Sure, Benjamin Wittes, a Washington Post editorial writer before moving to Brookings, has written about law as a journalist and opinion writer; but Wittes is neither a lawyer nor a law professor — usually the bare minimum required to qualify someone as an expert on the laws of war, interrogation and torture. Shouldn’t the one expert cited by the so-called paper of record as saying the manipulative abuse of prisoners by the CIA was undoubtedly legal at least have the requisite educational background to offer the opinion?
Maybe Wittes is a brilliant autodidact. But there’s an obvious problem with his whole analysis. The law is not nearly so narrow as Wittes and The Times’ article portray it.
As anyone who’s read either the Convention Against Torture or the 1994 U.S. law implementing it knows, interrogation techniques don’t have to rise to the level of “torture” to be unlawful.
Human Rights First – a collection of actual legal experts on international human rights law – explains on its Website: “Even if the practices alleged in the recent press reports do not constitute ‘torture,’ article 16 of the Torture Convention obliges states not to commit “other acts of cruel, inhuman or degrading treatment or punishment which do not amount to torture.”

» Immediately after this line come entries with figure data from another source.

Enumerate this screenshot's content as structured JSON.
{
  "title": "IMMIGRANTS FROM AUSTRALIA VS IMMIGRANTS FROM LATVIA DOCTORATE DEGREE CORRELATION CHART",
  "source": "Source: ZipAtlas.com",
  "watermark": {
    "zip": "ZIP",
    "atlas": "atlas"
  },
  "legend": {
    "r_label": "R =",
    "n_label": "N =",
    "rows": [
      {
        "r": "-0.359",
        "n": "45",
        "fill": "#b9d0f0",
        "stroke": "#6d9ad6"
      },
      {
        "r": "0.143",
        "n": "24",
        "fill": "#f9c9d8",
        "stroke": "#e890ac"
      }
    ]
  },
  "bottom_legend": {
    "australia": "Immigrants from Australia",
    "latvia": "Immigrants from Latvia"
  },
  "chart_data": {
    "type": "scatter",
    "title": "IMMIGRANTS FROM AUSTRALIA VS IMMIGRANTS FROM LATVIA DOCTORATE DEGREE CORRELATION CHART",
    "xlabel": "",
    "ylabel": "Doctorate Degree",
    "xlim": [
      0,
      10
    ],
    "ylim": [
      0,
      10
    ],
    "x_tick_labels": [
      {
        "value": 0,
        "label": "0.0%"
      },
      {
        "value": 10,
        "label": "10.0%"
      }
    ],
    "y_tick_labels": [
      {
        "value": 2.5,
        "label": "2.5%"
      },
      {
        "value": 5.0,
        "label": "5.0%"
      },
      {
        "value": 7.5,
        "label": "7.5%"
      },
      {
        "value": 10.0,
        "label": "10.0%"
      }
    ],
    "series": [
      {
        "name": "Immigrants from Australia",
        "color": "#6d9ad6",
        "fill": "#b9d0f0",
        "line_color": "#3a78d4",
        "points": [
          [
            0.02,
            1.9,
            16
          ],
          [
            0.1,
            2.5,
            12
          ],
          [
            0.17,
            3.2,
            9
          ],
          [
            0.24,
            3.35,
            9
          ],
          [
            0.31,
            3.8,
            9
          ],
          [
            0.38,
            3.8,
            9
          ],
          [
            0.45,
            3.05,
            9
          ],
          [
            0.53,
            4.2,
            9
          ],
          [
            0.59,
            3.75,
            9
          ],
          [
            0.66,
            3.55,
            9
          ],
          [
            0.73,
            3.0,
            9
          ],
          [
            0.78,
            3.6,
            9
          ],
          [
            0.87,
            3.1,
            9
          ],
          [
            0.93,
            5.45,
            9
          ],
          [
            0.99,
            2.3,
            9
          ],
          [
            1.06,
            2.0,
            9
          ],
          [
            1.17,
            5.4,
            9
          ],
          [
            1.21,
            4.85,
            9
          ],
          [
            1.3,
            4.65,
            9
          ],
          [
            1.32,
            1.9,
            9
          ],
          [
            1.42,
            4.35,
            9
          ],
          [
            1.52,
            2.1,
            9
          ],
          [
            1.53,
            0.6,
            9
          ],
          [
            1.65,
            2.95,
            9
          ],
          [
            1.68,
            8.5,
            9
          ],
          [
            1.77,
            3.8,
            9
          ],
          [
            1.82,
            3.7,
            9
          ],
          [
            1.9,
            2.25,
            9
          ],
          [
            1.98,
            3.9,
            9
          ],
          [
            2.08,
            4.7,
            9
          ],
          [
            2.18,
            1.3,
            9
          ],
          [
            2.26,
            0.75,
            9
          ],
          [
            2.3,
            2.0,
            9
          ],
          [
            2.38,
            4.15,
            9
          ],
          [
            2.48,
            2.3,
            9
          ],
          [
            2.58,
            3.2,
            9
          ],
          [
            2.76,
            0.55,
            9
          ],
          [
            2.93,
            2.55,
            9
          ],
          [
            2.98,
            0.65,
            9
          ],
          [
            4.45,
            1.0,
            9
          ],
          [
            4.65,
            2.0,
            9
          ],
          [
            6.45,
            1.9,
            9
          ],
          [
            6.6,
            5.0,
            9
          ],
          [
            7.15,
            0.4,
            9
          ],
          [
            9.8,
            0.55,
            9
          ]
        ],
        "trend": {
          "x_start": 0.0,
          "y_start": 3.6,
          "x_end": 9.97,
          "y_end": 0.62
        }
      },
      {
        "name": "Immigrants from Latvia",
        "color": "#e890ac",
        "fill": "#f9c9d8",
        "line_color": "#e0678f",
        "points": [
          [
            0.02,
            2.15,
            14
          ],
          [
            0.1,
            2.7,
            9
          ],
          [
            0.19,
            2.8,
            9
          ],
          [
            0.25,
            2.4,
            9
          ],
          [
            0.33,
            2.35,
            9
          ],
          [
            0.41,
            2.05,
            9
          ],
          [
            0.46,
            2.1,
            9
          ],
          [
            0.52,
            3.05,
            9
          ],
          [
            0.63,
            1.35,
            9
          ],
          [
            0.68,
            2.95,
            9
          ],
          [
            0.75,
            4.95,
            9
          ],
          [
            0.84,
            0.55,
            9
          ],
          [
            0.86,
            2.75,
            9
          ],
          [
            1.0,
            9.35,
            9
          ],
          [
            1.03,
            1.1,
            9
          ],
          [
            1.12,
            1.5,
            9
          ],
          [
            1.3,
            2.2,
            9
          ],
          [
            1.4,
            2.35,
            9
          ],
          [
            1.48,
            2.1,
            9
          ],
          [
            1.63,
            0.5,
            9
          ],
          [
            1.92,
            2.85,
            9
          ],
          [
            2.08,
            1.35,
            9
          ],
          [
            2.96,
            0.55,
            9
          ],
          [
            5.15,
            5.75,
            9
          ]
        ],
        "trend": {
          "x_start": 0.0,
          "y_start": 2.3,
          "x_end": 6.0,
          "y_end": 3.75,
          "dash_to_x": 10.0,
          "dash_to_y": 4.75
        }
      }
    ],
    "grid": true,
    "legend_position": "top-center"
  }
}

When the U.S. Senate ratified the treaty in 1994 and adopted a parallel domestic law, it included this reservation:
“[T]he United States considers itself bound by the obligation under article 16 to prevent
cruel, inhuman or degrading treatment or punishment’, only insofar as the term cruel, inhuman or degrading treatment or punishment’ means the cruel, unusual and inhumane treatment or punishment prohibited by the Fifth, Eighth, and/or Fourteenth Amendments to the Constitution of the United States.”
In other words, it prohibits the sorts of things that the U.S. Constitution would prohibit doing to prisoners here in the United States.
Can one really say that “there’s no doubt whatsoever” that the interrogation techniques used by the CIA would not violate that ban? Is it even conceivable that U.S. courts would allow federal officials to use those techniques on U.S. prisoners held in the United States? Didn’t the Bush administration create the prison at Guantanamo Bay precisely because it wanted to avoid constitutional obligations?
If The Times is going to take up this serious issue on its front page, then it should take the topic seriously enough not to act as an apologist for Justice Department lawyers, but to present it honestly, accurately, and with real expertise.
2nd UPDATE: I’d like to make a clarification. Upon reflection, I think I was too hard on Wittes here. I read his quote, in the context in which it was presented in The Times’ story, as saying that the harsh but less-than-torture techniques discussed in the article were undoubtedly lawful, which is, of course, a matter in much dispute. After re-reading his statement, it seems that he was saying only that many interrogation techniques that Americans would ordinarily think of as torture don’t rise to the level of being defined as “torture” as set out in the 1994 federal anti-torture statute, 18 U.S.C. 2340. And that’s correct.
My point was a larger one, and was directed at The Times, not at Wittes. The article sets him up as an expert to make the point that the Bush administration lawyers reportedly made (though that in itself is a matter of some contention), which is that, as Times reporters Scott Shane and David Johnston put it, “the methods themselves were legal.”
But as I point out above, saying that they don’t rise to the legal definition of “torture” does not mean that they’re legal. Even if Bush administration lawyers thought they were, there are many very learned, respected and legitimate experts who disagree. And The New York Times should have noted that, instead of using a quote that makes a very narrow point to suggest a far broader conclusion.